Transcript
Robert Freud (0:00)
Foreign.
Sarah Levenger (0:05)
Welcome to today's show. Welcome back to Brave Different Brands. I'm Sarah Levenger. I'm joined by a really special guest today, somebody that I've actually been following religiously, like silently, oddly stalking you for a minute on Twitter just because everything you post is so interesting and it's very different from what we typically see on D2C Twitter in general. So yeah. Today's guest, Robert Freud, you have quite the history with specifically law in particular when it comes to dd. So you spent your career, it sounds like helping DTC E commerce brands kind of navigate that risky overlap between some of the stuff that I teach, which is like the psychological persuasive kind of aside, and then advertising law. So it sounds like you did a lot of stuff with like nine figure brands, startups you were defending companies from FTC investigations. I mean, I looked into kind of like your about page just to see what you've been doing in the last couple years. You kind of seem like you're the go to guy for those kind of mapping between clever marketing ideas and like actual real world legal stances. So welcome to the show. I'm excited to chat today.
Robert Freud (1:06)
This will be interesting. Yeah, thanks for having me. I'm excited too.
Sarah Levenger (1:10)
Okay, so we can dive into your background a little bit because I think your background is fascinating. But I want to start with talking a little bit about compliance when it comes to D2C and marketing in particular because a lot of us marketers came into the business as like, what would you call it? We just learned it by doing it. Nobody really taught us how to do E commerce. We just kind of learned over the course of like 10 years taking courses from other people who were two to three years ahead of us. I've never seen anybody that took a course in advertising law though, and I don't think I've ever seen an advertising law course. So let's talk a little bit about D2C and compliance. Do you have like a good best practice, like three different things that you've seen that's like these are the big things you gotta know.
Robert Freud (1:52)
I mean it's hard to pick three specific things, but I think I can give sort of an overview.
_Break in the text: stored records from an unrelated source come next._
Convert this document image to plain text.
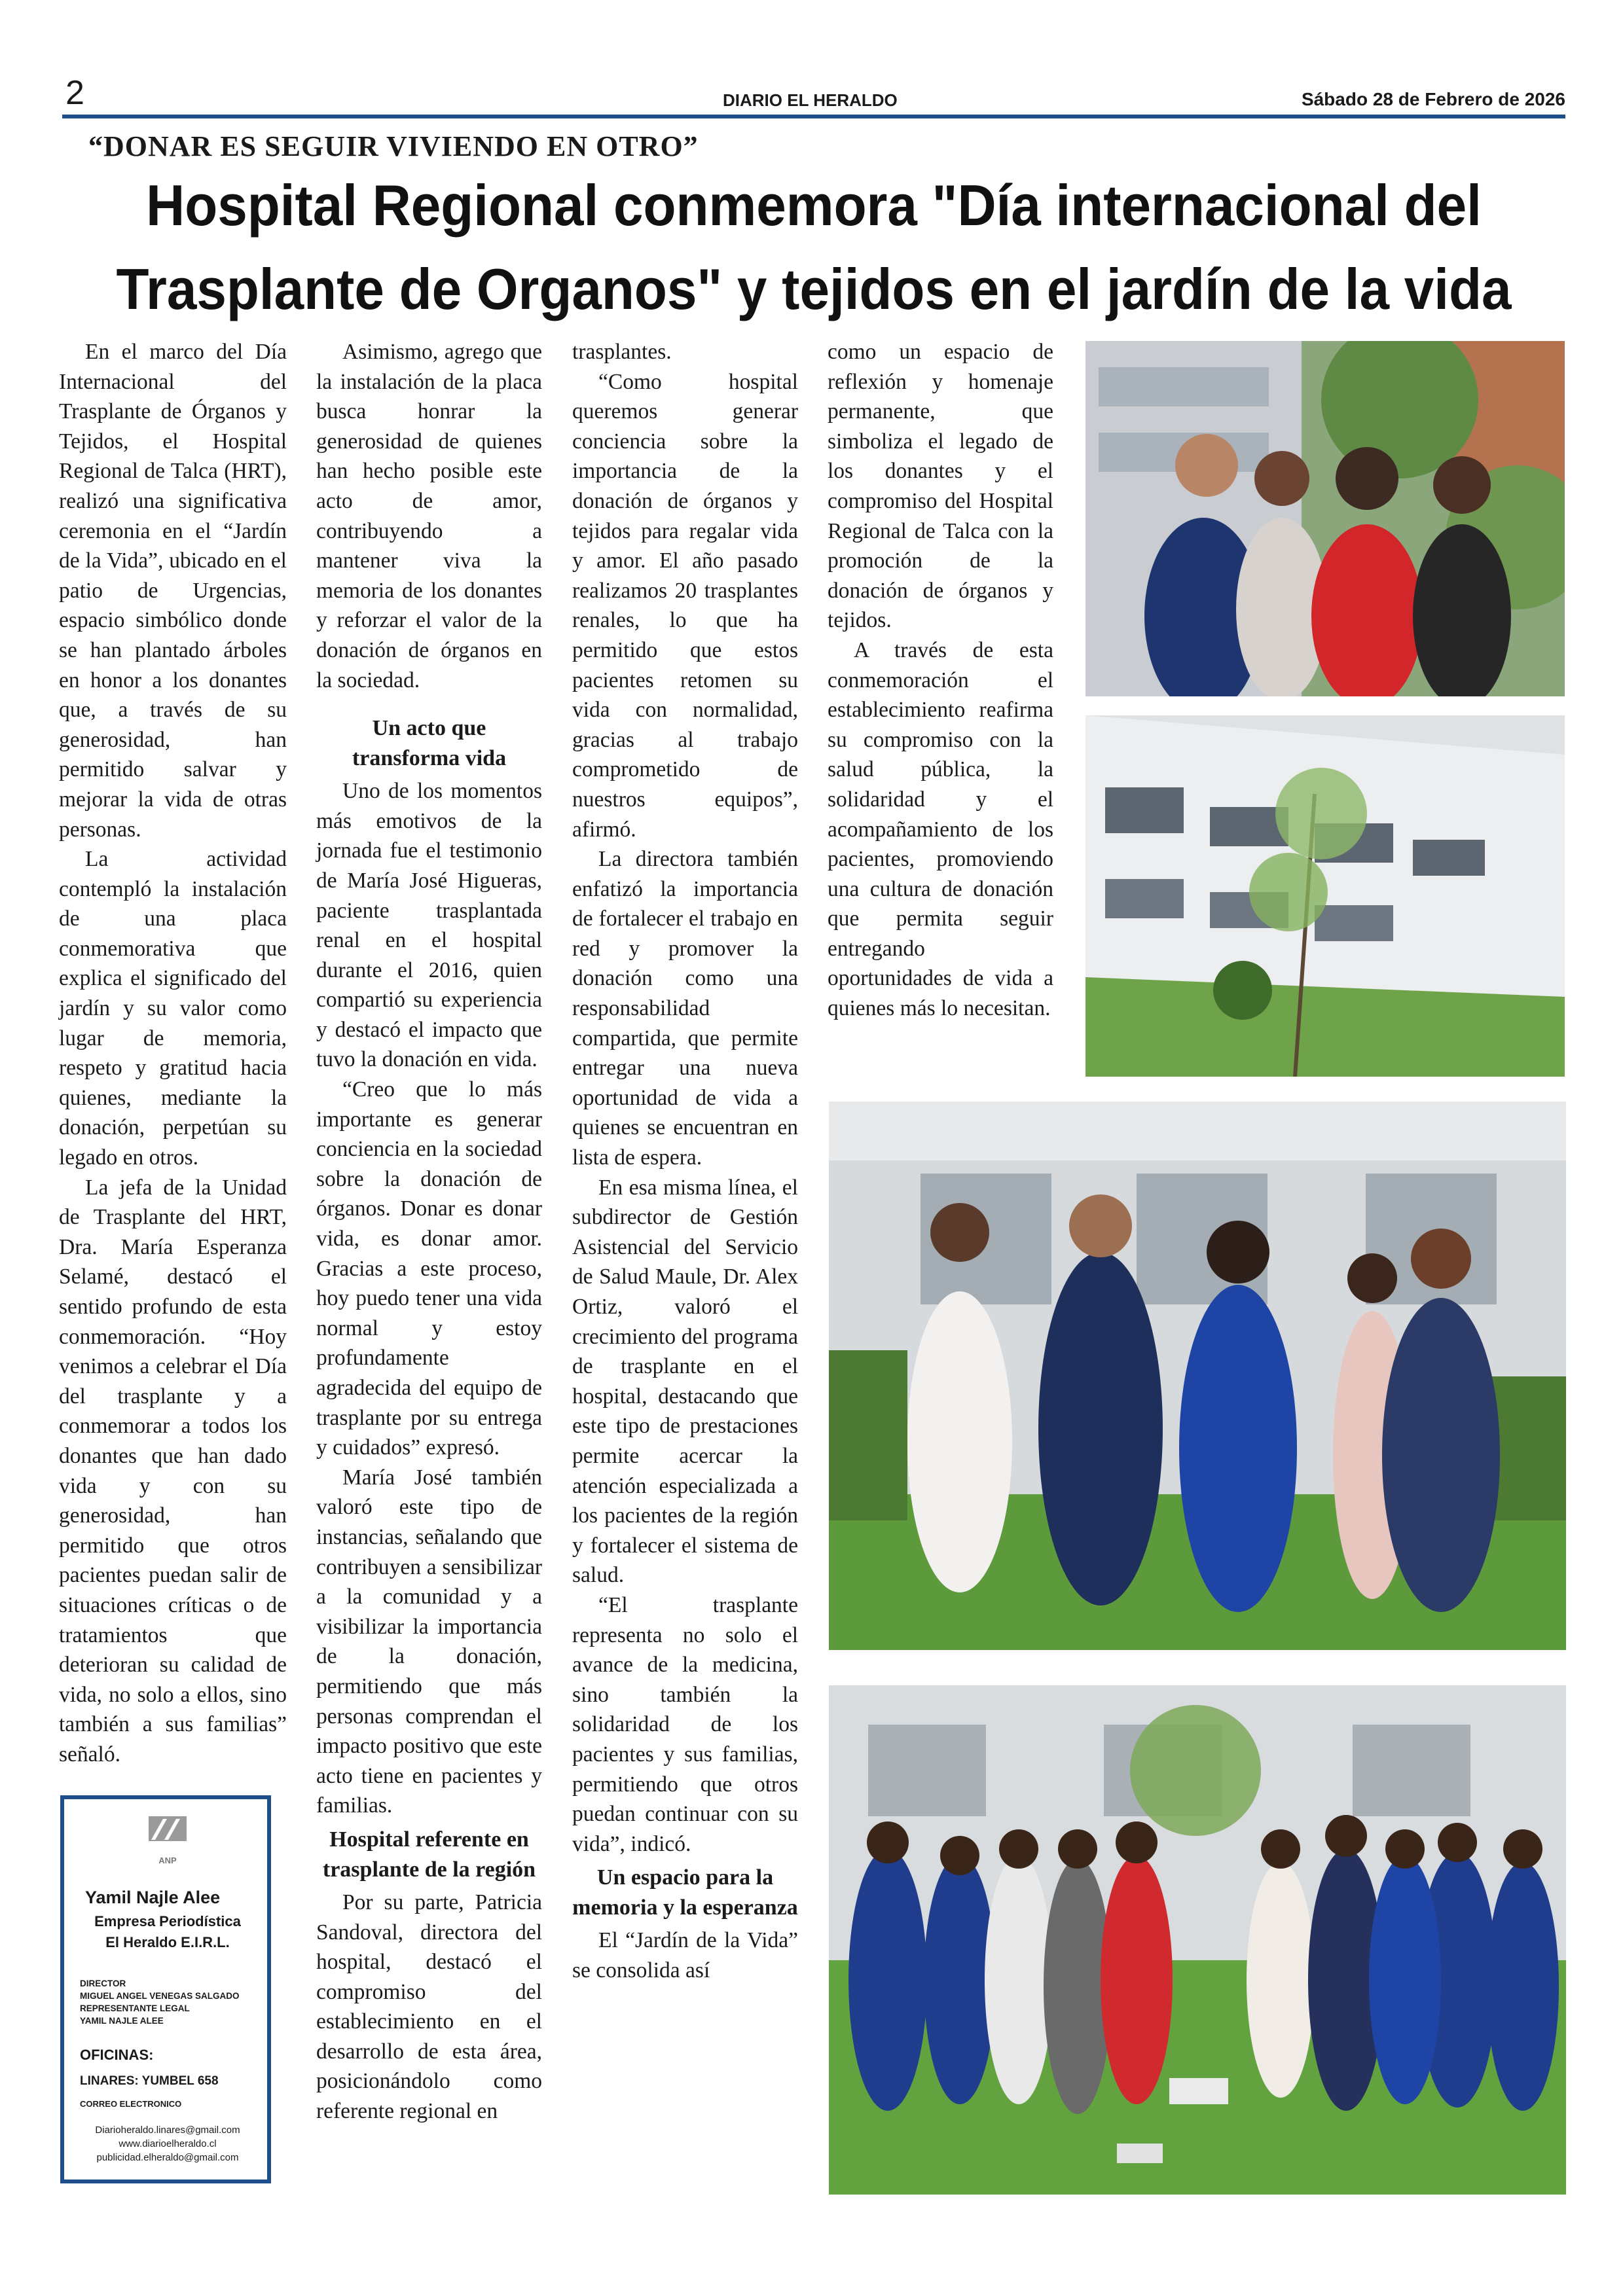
2	DIARIO EL HERALDO	Sábado 28 de Febrero de 2026
“DONAR ES SEGUIR VIVIENDO EN OTRO”
Hospital Regional conmemora "Día internacional del
Trasplante de Organos" y tejidos en el jardín de la vida

En el marco del Día Internacional del Trasplante de Órganos y Tejidos, el Hospital Regional de Talca (HRT), realizó una significativa ceremonia en el “Jardín de la Vida”, ubicado en el patio de Urgencias, espacio simbólico donde se han plantado árboles en honor a los donantes que, a través de su generosidad, han permitido salvar y mejorar la vida de otras personas.

La actividad contempló la instalación de una placa conmemorativa que explica el significado del jardín y su valor como lugar de memoria, respeto y gratitud hacia quienes, mediante la donación, perpetúan su legado en otros.

La jefa de la Unidad de Trasplante del HRT, Dra. María Esperanza Selamé, destacó el sentido profundo de esta conmemoración. “Hoy venimos a celebrar el Día del trasplante y a conmemorar a todos los donantes que han dado vida y con su generosidad, han permitido que otros pacientes puedan salir de situaciones críticas o de tratamientos que deterioran su calidad de vida, no solo a ellos, sino también a sus familias” señaló.

Asimismo, agrego que la instalación de la placa busca honrar la generosidad de quienes han hecho posible este acto de amor, contribuyendo a mantener viva la memoria de los donantes y reforzar el valor de la donación de órganos en la sociedad.

Un acto que transforma vida

Uno de los momentos más emotivos de la jornada fue el testimonio de María José Higueras, paciente trasplantada renal en el hospital durante el 2016, quien compartió su experiencia y destacó el impacto que tuvo la donación en vida.

“Creo que lo más importante es generar conciencia en la sociedad sobre la donación de órganos. Donar es donar vida, es donar amor. Gracias a este proceso, hoy puedo tener una vida normal y estoy profundamente agradecida del equipo de trasplante por su entrega y cuidados” expresó.

María José también valoró este tipo de instancias, señalando que contribuyen a sensibilizar a la comunidad y a visibilizar la importancia de la donación, permitiendo que más personas comprendan el impacto positivo que este acto tiene en pacientes y familias.

Hospital referente en trasplante de la región

Por su parte, Patricia Sandoval, directora del hospital, destacó el compromiso del establecimiento en el desarrollo de esta área, posicionándolo como referente regional en

trasplantes.

“Como hospital queremos generar conciencia sobre la importancia de la donación de órganos y tejidos para regalar vida y amor. El año pasado realizamos 20 trasplantes renales, lo que ha permitido que estos pacientes retomen su vida con normalidad, gracias al trabajo comprometido de nuestros equipos”, afirmó.

La directora también enfatizó la importancia de fortalecer el trabajo en red y promover la donación como una responsabilidad compartida, que permite entregar una nueva oportunidad de vida a quienes se encuentran en lista de espera.

En esa misma línea, el subdirector de Gestión Asistencial del Servicio de Salud Maule, Dr. Alex Ortiz, valoró el crecimiento del programa de trasplante en el hospital, destacando que este tipo de prestaciones permite acercar la atención especializada a los pacientes de la región y fortalecer el sistema de salud.

“El trasplante representa no solo el avance de la medicina, sino también la solidaridad de los pacientes y sus familias, permitiendo que otros puedan continuar con su vida”, indicó.

Un espacio para la memoria y la esperanza

El “Jardín de la Vida” se consolida así

como un espacio de reflexión y homenaje permanente, que simboliza el legado de los donantes y el compromiso del Hospital Regional de Talca con la promoción de la donación de órganos y tejidos.

A través de esta conmemoración el establecimiento reafirma su compromiso con la salud pública, la solidaridad y el acompañamiento de los pacientes, promoviendo una cultura de donación que permita seguir entregando oportunidades de vida a quienes más lo necesitan.

ANP
Yamil Najle Alee
Empresa Periodística
El Heraldo E.I.R.L.
DIRECTOR
MIGUEL ANGEL VENEGAS SALGADO
REPRESENTANTE LEGAL
YAMIL NAJLE ALEE
OFICINAS:
LINARES: YUMBEL 658
CORREO ELECTRONICO
Diarioheraldo.linares@gmail.com
www.diarioelheraldo.cl
publicidad.elheraldo@gmail.com
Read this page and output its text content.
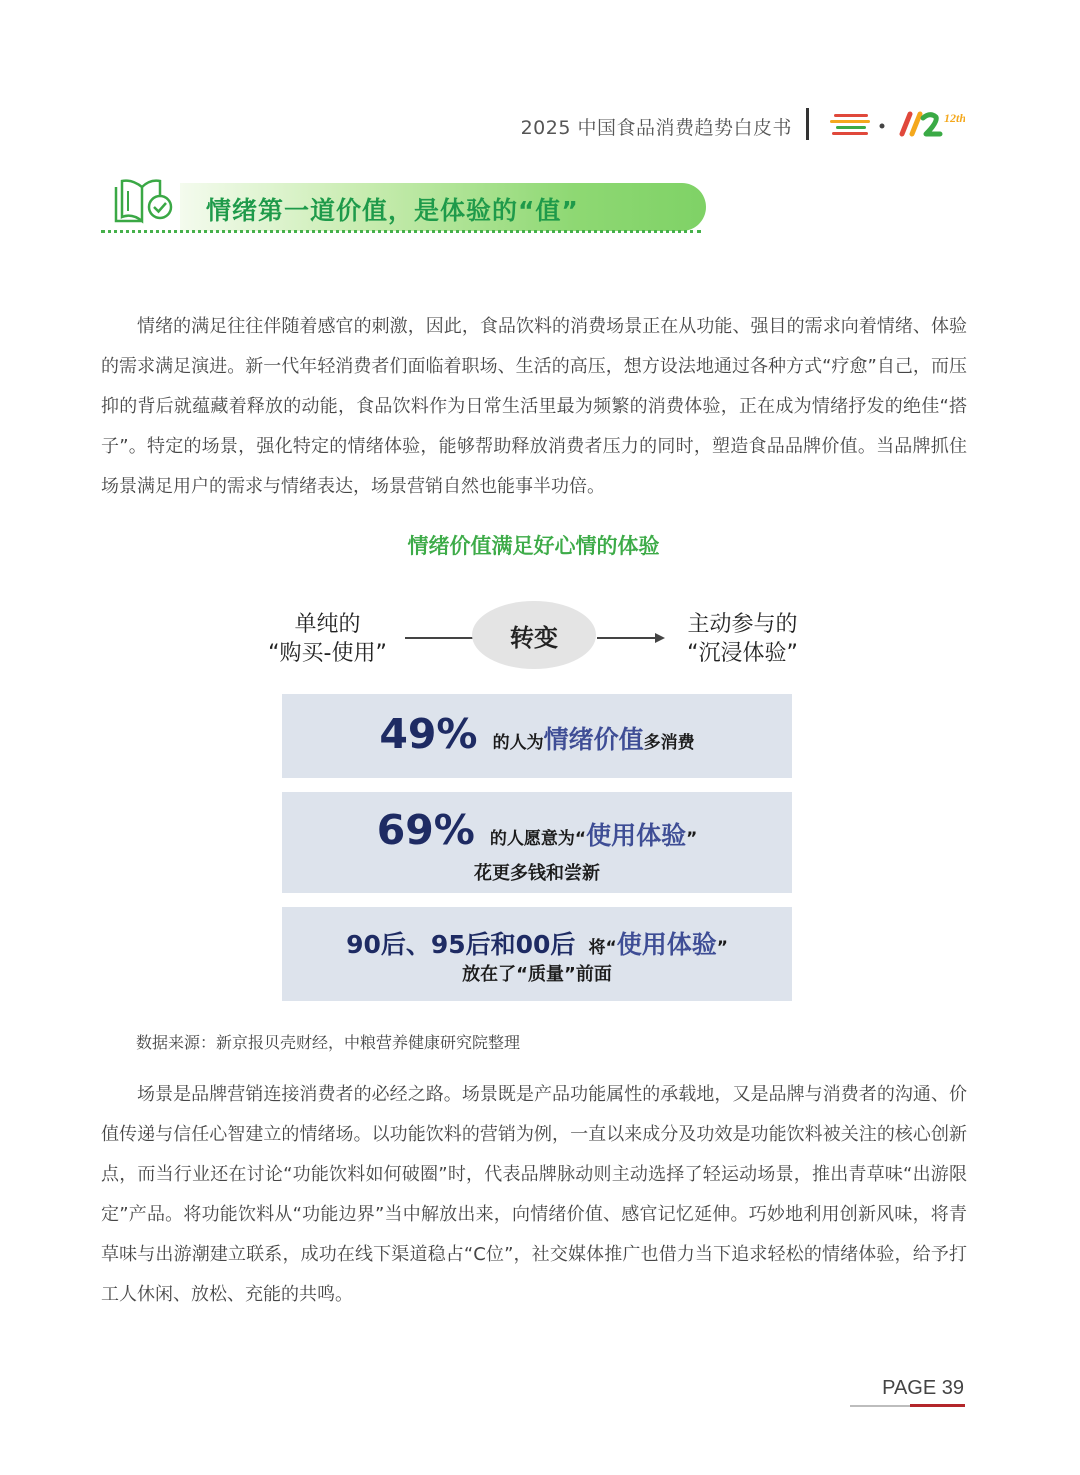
2025 中国食品消费趋势白皮书	12th
情绪第一道价值，是体验的“值”
情绪的满足往往伴随着感官的刺激，因此，食品饮料的消费场景正在从功能、强目的需求向着情绪、体验的需求满足演进。新一代年轻消费者们面临着职场、生活的高压，想方设法地通过各种方式“疗愈”自己，而压抑的背后就蕴藏着释放的动能，食品饮料作为日常生活里最为频繁的消费体验，正在成为情绪抒发的绝佳“搭子”。特定的场景，强化特定的情绪体验，能够帮助释放消费者压力的同时，塑造食品品牌价值。当品牌抓住场景满足用户的需求与情绪表达，场景营销自然也能事半功倍。
情绪价值满足好心情的体验
单纯的
“购买-使用”
转变	主动参与的
“沉浸体验”
49% 的人为情绪价值多消费
69% 的人愿意为“使用体验”
花更多钱和尝新
90后、95后和00后 将“使用体验”
放在了“质量”前面
数据来源：新京报贝壳财经，中粮营养健康研究院整理
场景是品牌营销连接消费者的必经之路。场景既是产品功能属性的承载地，又是品牌与消费者的沟通、价值传递与信任心智建立的情绪场。以功能饮料的营销为例，一直以来成分及功效是功能饮料被关注的核心创新点，而当行业还在讨论“功能饮料如何破圈”时，代表品牌脉动则主动选择了轻运动场景，推出青草味“出游限定”产品。将功能饮料从“功能边界”当中解放出来，向情绪价值、感官记忆延伸。巧妙地利用创新风味，将青草味与出游潮建立联系，成功在线下渠道稳占“C位”，社交媒体推广也借力当下追求轻松的情绪体验，给予打工人休闲、放松、充能的共鸣。
PAGE 39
So yeah, most of my what I focus on is helping consumer brands and ad agencies ideally avoid finding themselves in the kinds of lawsuits that I used to litigate in the first half of my career. So for the first six and a half years I was practicing, I was at a big law firm called Greenberg Trarig and I was litigating And a lot of the cases that I was exposed to and that I ended up focusing my attention towards were defending businesses against consumer class actions. And in California, a lot of those consumer class actions have to do with false advertising. So as time went on, I realized that area of the law, advertising in particular, was the most interesting to me of the areas I was exposed to. So I, I tried to focus on it. And in 2019, I had realized that staying at a big firm and litigating at a firm like that is not what I wanted to do forever for a number of reasons. And I left to start my own practice and I wanted to move away from litigating so much and towards helping clients understand how to avoid those situations. So most of what I do you could think of is like consulting, compliance, consulting type work. And I also handle related transactional work. Like if you're hiring an agency and need a services agreement or the other way around, or if you're working with influencers or affiliates or any third party vendor that relates to your business. That's the sort of stuff that I'll, I'll work on too. Interesting. So to answer your question, like where do you, where do you start with best practices for advertising?